The official Advisory Committee on Releases to the Environment has given permission for some 200 sites across Britain to be planted with genetically- modified seeds. The sites have become the centre of heated controversy this summer as ecological campaigners have uprooted the crops in protest.

Ministers cannot override the decisions of the committee without severe risk of being taken to judicial review.

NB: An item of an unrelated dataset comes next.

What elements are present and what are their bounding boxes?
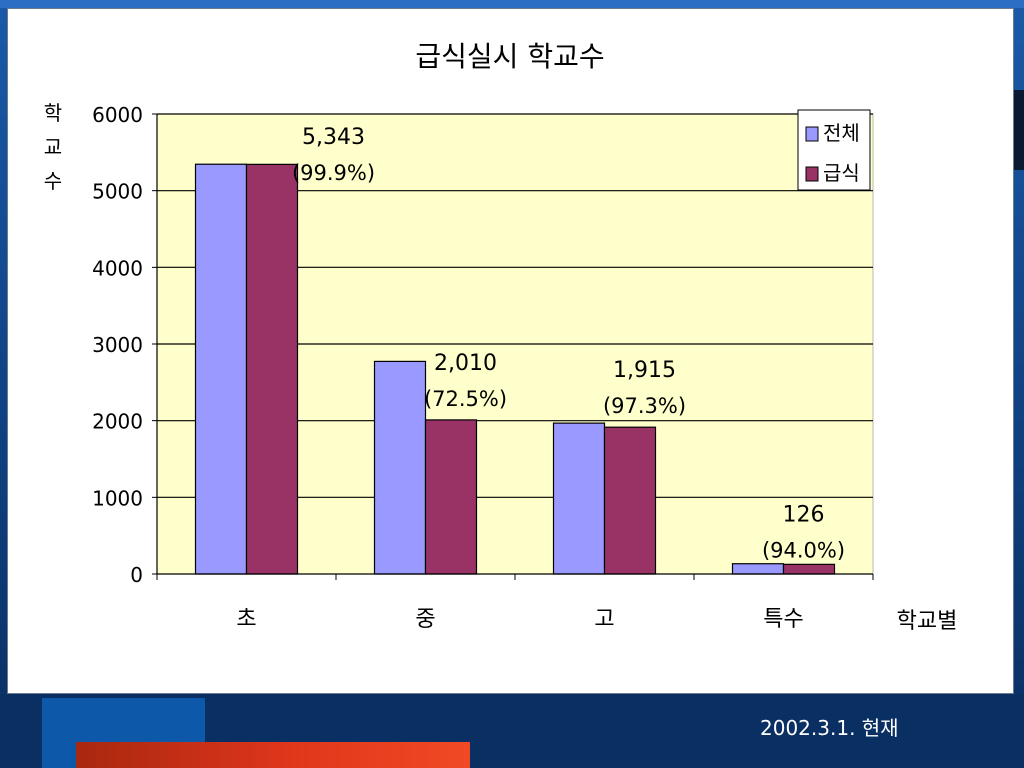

Environmentalists and government sources say a majority of committee members have links to the food industry and that an application for a trial planting has never been refused. Friends of the Earth has called for the committee to be disbanded.

Julie Hill, the only environmental representative on the committee, suggested that it is "the wrong group of people doing the wrong job".

She denies that members "try to influence decisions to further their own interests", but says that they "often come to the deliberations from a background of an enthusiast for the technology".

Ministers want the committee to have more independent, sceptical members, and to widen its remit. At present it can only consider the direct effects - such as the risk that the genes may transfer to wild species - of each planting in isolation.

It is unable to look at indirect effects, such as the consequences of using the increased amounts of pesticides and the combined effects of planting many different crops in different trials.

Ministers also want to set up a "stakeholder" committee of representatives of all the interests to take a hard look at the practical advantages and disadvantages of the crops and control measures.

As reported in the Independent on Sunday, they are considering setting up a special inquiry into the ethics of developing the crops and similar new technologies.